Valleywag pointed me to Fred Wilson’s commentary on Saul Hansell’s recent NYT piece, entitled, “Inbox 2.0: Yahoo and Google to Turn E-Mail Into a Social Network“. As readers of this blog know, I am a strong proponent of the notion that address books are on a collision course with social networking. (See my previous piece on Address Book 2.0.)
So, it is great to see the attention on this topic. But I have to say, the analysis so far has been very shallow. Web traffic is a lousy measure of a “social graph”. The question of who has the largest social graph should certainly include Plaxo, who, though new to social networking (and therefore not high on Comscore), is the custodian of an enormous social graph. Plaxo built up its social graph over the last five years, while operating the largest and fastest growing network of “networked address books.”

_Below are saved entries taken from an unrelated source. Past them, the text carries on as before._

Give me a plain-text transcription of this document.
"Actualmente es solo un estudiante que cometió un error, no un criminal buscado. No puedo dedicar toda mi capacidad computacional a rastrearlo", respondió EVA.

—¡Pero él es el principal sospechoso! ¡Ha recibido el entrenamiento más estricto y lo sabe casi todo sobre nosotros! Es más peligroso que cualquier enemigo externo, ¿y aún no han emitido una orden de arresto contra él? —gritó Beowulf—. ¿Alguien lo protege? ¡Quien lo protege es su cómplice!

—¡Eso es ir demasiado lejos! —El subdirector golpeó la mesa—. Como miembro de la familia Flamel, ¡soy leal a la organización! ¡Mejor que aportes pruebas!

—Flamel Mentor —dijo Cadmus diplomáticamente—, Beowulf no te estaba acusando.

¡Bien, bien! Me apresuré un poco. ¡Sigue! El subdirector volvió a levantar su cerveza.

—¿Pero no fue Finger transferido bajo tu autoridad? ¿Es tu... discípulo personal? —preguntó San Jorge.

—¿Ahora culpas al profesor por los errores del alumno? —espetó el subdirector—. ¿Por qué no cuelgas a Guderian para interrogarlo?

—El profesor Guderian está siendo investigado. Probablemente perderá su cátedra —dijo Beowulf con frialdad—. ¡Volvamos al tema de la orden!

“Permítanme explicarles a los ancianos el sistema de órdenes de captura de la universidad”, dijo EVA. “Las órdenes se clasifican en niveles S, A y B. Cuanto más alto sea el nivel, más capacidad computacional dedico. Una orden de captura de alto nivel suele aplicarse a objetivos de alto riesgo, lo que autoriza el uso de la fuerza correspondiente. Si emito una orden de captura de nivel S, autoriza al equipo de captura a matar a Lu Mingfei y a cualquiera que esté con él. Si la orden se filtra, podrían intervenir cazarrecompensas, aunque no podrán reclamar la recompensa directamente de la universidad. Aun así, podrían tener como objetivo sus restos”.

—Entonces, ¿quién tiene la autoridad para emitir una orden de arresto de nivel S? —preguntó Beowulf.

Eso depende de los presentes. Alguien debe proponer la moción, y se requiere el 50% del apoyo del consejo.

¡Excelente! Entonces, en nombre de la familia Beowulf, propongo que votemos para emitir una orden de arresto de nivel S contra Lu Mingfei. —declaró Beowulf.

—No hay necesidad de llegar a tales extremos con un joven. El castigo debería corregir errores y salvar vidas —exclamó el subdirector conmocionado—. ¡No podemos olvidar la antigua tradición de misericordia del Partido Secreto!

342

Plaxo hosts address books for roughly 20 million members and has a partnership with Comcast that will more than double the reach of their network. And Plaxo has managed to “sync” together the treasure trove of social graph data buried deep within a wide variety of tools and services, including Microsoft Outlook, Yahoo! Mail, Hotmail, GMail, AIM, and Mac Address Book. What all this means is that Plaxo is very well postioned to take advantage of the market opportunity created by Google’s OpenSocial initiative, which essentially levels the social network playing field.
So, while Comscore or Alexa let you see the tip of the iceberg, the massive untapped potential is currently below the waterline, hidden from view.

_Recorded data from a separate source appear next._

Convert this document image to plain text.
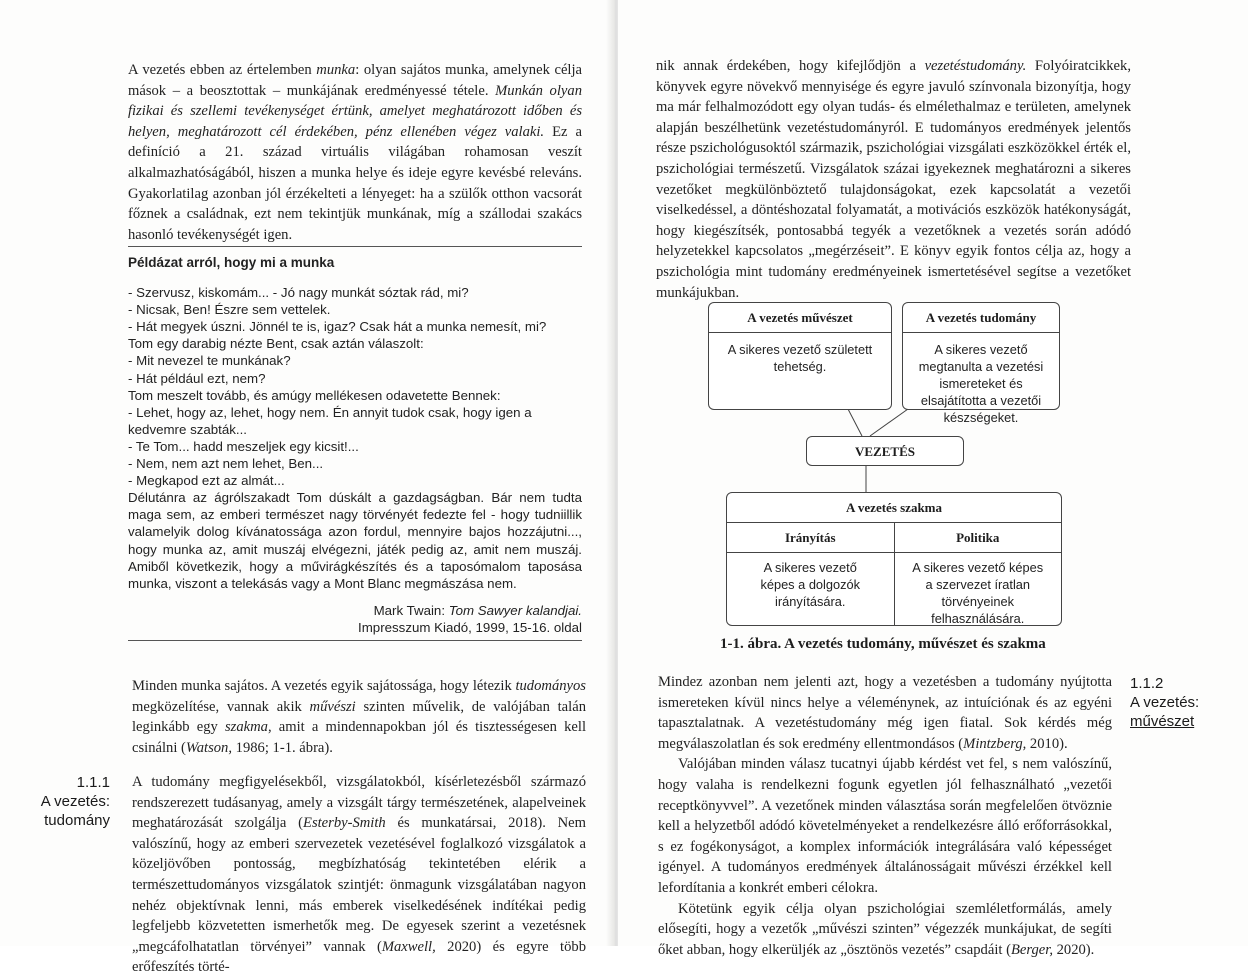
A vezetés ebben az értelemben munka: olyan sajátos munka, amelynek célja mások – a beosztottak – munkájának eredményessé tétele. Munkán olyan fizikai és szellemi tevékenységet értünk, amelyet meghatározott időben és helyen, meghatározott cél érdekében, pénz ellenében végez valaki. Ez a definíció a 21. század virtuális világában rohamosan veszít alkalmazhatóságából, hiszen a munka helye és ideje egyre kevésbé releváns. Gyakorlatilag azonban jól érzékelteti a lényeget: ha a szülők otthon vacsorát főznek a családnak, ezt nem tekintjük munkának, míg a szállodai szakács hasonló tevékenységét igen.

Példázat arról, hogy mi a munka
- Szervusz, kiskomám... - Jó nagy munkát sóztak rád, mi?
- Nicsak, Ben! Észre sem vettelek.
- Hát megyek úszni. Jönnél te is, igaz? Csak hát a munka nemesít, mi?
Tom egy darabig nézte Bent, csak aztán válaszolt:
- Mit nevezel te munkának?
- Hát például ezt, nem?
Tom meszelt tovább, és amúgy mellékesen odavetette Bennek:
- Lehet, hogy az, lehet, hogy nem. Én annyit tudok csak, hogy igen a kedvemre szabták...
- Te Tom... hadd meszeljek egy kicsit!...
- Nem, nem azt nem lehet, Ben...
- Megkapod ezt az almát...

Délutánra az ágrólszakadt Tom dúskált a gazdagságban. Bár nem tudta maga sem, az emberi természet nagy törvényét fedezte fel - hogy tudniillik valamelyik dolog kívánatossága azon fordul, mennyire bajos hozzájutni..., hogy munka az, amit muszáj elvégezni, játék pedig az, amit nem muszáj. Amiből következik, hogy a művirágkészítés és a taposómalom taposása munka, viszont a telekásás vagy a Mont Blanc megmászása nem.

Mark Twain: Tom Sawyer kalandjai.
Impresszum Kiadó, 1999, 15-16. oldal

Minden munka sajátos. A vezetés egyik sajátossága, hogy létezik tudományos megközelítése, vannak akik művészi szinten művelik, de valójában talán leginkább egy szakma, amit a mindennapokban jól és tisztességesen kell csinálni (Watson, 1986; 1-1. ábra).

A tudomány megfigyelésekből, vizsgálatokból, kísérletezésből származó rendszerezett tudásanyag, amely a vizsgált tárgy természetének, alapelveinek meghatározását szolgálja (Esterby-Smith és munkatársai, 2018). Nem valószínű, hogy az emberi szervezetek vezetésével foglalkozó vizsgálatok a közeljövőben pontosság, megbízhatóság tekintetében elérik a természettudományos vizsgálatok szintjét: önmagunk vizsgálatában nagyon nehéz objektívnak lenni, más emberek viselkedésének indítékai pedig legfeljebb közvetetten ismerhetők meg. De egyesek szerint a vezetésnek „megcáfolhatatlan törvényei” vannak (Maxwell, 2020) és egyre több erőfeszítés törté-

1.1.1
A vezetés:
tudomány

nik annak érdekében, hogy kifejlődjön a vezetéstudomány. Folyóiratcikkek, könyvek egyre növekvő mennyisége és egyre javuló színvonala bizonyítja, hogy ma már felhalmozódott egy olyan tudás- és elmélethalmaz e területen, amelynek alapján beszélhetünk vezetéstudományról. E tudományos eredmények jelentős része pszichológusoktól származik, pszichológiai vizsgálati eszközökkel érték el, pszichológiai természetű. Vizsgálatok százai igyekeznek meghatározni a sikeres vezetőket megkülönböztető tulajdonságokat, ezek kapcsolatát a vezetői viselkedéssel, a döntéshozatal folyamatát, a motivációs eszközök hatékonyságát, hogy kiegészítsék, pontosabbá tegyék a vezetőknek a vezetés során adódó helyzetekkel kapcsolatos „megérzéseit”. E könyv egyik fontos célja az, hogy a pszichológia mint tudomány eredményeinek ismertetésével segítse a vezetőket munkájukban.

A vezetés művészet
A sikeres vezető született tehetség.
A vezetés tudomány
A sikeres vezető megtanulta a vezetési ismereteket és elsajátította a vezetői készségeket.
VEZETÉS
A vezetés szakma
Irányítás
A sikeres vezető képes a dolgozók irányítására.
Politika
A sikeres vezető képes a szervezet íratlan törvényeinek felhasználására.
1-1. ábra. A vezetés tudomány, művészet és szakma

Mindez azonban nem jelenti azt, hogy a vezetésben a tudomány nyújtotta ismereteken kívül nincs helye a véleménynek, az intuíciónak és az egyéni tapasztalatnak. A vezetéstudomány még igen fiatal. Sok kérdés még megválaszolatlan és sok eredmény ellentmondásos (Mintzberg, 2010).

Valójában minden válasz tucatnyi újabb kérdést vet fel, s nem valószínű, hogy valaha is rendelkezni fogunk egyetlen jól felhasználható „vezetői receptkönyvvel”. A vezetőnek minden választása során megfelelően ötvöznie kell a helyzetből adódó követelményeket a rendelkezésre álló erőforrásokkal, s ez fogékonyságot, a komplex információk integrálására való képességet igényel. A tudományos eredmények általánosságait művészi érzékkel kell lefordítania a konkrét emberi célokra.

Kötetünk egyik célja olyan pszichológiai szemléletformálás, amely elősegíti, hogy a vezetők „művészi szinten” végezzék munkájukat, de segíti őket abban, hogy elkerüljék az „ösztönös vezetés” csapdáit (Berger, 2020).

1.1.2
A vezetés:
művészet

Fred also uses number of members as a proxy for size of social graph, but this, too, is an improper measure. By definition, the social graph is not a count of all the people in the crowd; it is the map of who is connected to whom. What’s the difference? The roughly 20 million members of Plaxo are connected to over half a billion unique individuals (based on who is in who’s address book). Such ties are not as strong as the one-to-one connections typical of social networks and business networks, but I think of them as a strong skeleton on which a true social network can be grown. Now, as Plaxo Pulse is starting to take off, I keep a close watch on the rate at which people are establishing connections (as friends, family, or business network). It will be interesting to watch as the worlds of address books and social networks do, indeed, collide.
[Disclosure: As my regular readers know, I head up marketing for Plaxo.]